Hulu is a joint venture of NBC Universal, News Corp., and Providence Equity Partners and is one of the leading web-based sources for legal TV show content. (The service also provides access to some movies and other video content.) The service offers shows from FOX, NBC Universal, Comedy Central, Lionsgate, MGM, MTV Networks, National Geographic, Paramount, PBS, Sony Pictures Television, Warner Bros. and others. This includes current hit shows like The Simpsons, 30 Rock, and The Office, as well as TV classics (or, at least older shows) like Married .... With Children and Adam-12.
The Hulu web interface is notably good, with different quality levels, full-screen capabilities, and, on some selected new content, closed captioning.
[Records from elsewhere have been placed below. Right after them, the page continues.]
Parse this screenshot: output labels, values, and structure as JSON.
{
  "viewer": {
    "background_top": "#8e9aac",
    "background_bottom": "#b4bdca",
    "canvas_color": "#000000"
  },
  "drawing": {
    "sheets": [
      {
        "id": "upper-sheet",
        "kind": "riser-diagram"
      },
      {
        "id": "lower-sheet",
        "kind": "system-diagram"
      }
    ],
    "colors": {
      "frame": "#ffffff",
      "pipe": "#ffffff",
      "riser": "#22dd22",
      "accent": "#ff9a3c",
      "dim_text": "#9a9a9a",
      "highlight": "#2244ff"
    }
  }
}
Because it's a legal source of content, TV shows are typically offered with limited commercial interruptions. You cannot download content from Hulu; instead it is streamed over the Internet. It requires Adobe Flash.
Hulu on the web.
Because of the success of Hulu, various third parties have worked to bring Hulu content to more conventional media center environments. No serious contenders have ever emerged however, and you cannot access Hulu from first-rate media environments like Windows Media Center or the Apple TV. While techy-enthusiast environments like Boxee and Plex have gotten Hulu add-ons, Hulu has typically blocked these attempts, leading to speculation that it would make its own living room play.
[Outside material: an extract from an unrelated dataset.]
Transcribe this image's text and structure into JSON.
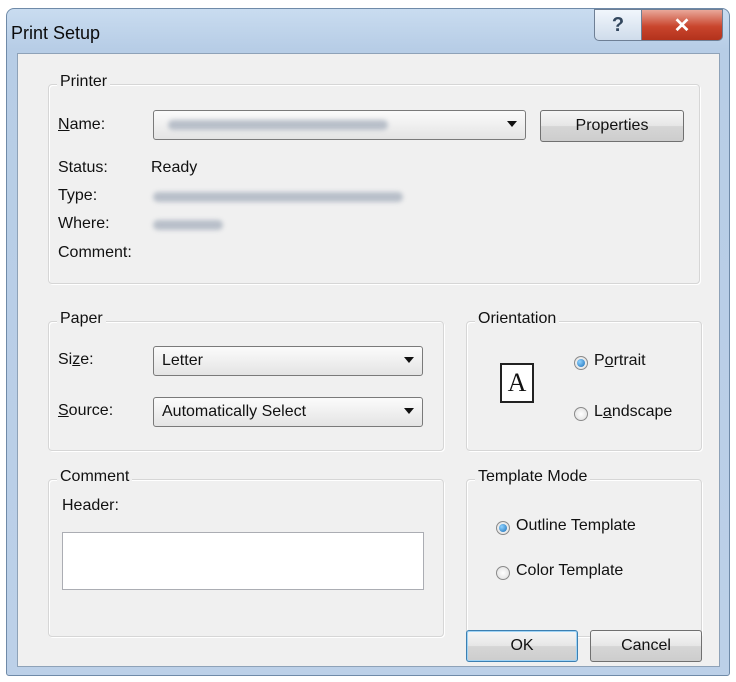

Hulu Desktop for Windows appears to be the first step in this strategy. In its current form, it works much like the standard web application, but with an important difference. You can control Hulu Desktop with a Windows Media Center or Apple TV remote, making it slightly more accessible as a living room-type media solution. That said, you'd need to connect your computer to your TV for the best experience, and even then the effect isn't particularly seamless as you'd have to close down Windows Media Center (or whatever other home theater application you're using) and run Hulu Desktop separately.
Hulu Desktop for Windows.
Beyond remote control compatibility, Hulu Desktop works much like its web-based cousin: Video is still streamed over the Internet and not downloaded to your hard drive, so you can't watch content while offline. And you still have to watch commercials.
There's a lot going on in online video right now, but there's no one solution that does it all. Ideally, you'd be able to access Hulu content directly from Windows Media Center, Apple TV, Roku Digital Video Player, TiVo, or any number of other mature living room-based digital media solutions. Ultimately, Hulu Desktop just adds a single minor convenience that will only be of interest to a small percentage of users. For this solution to become more broadly useful, it needs to move beyond the confines of the PC. It's fine for what it is, but it's not a game changer.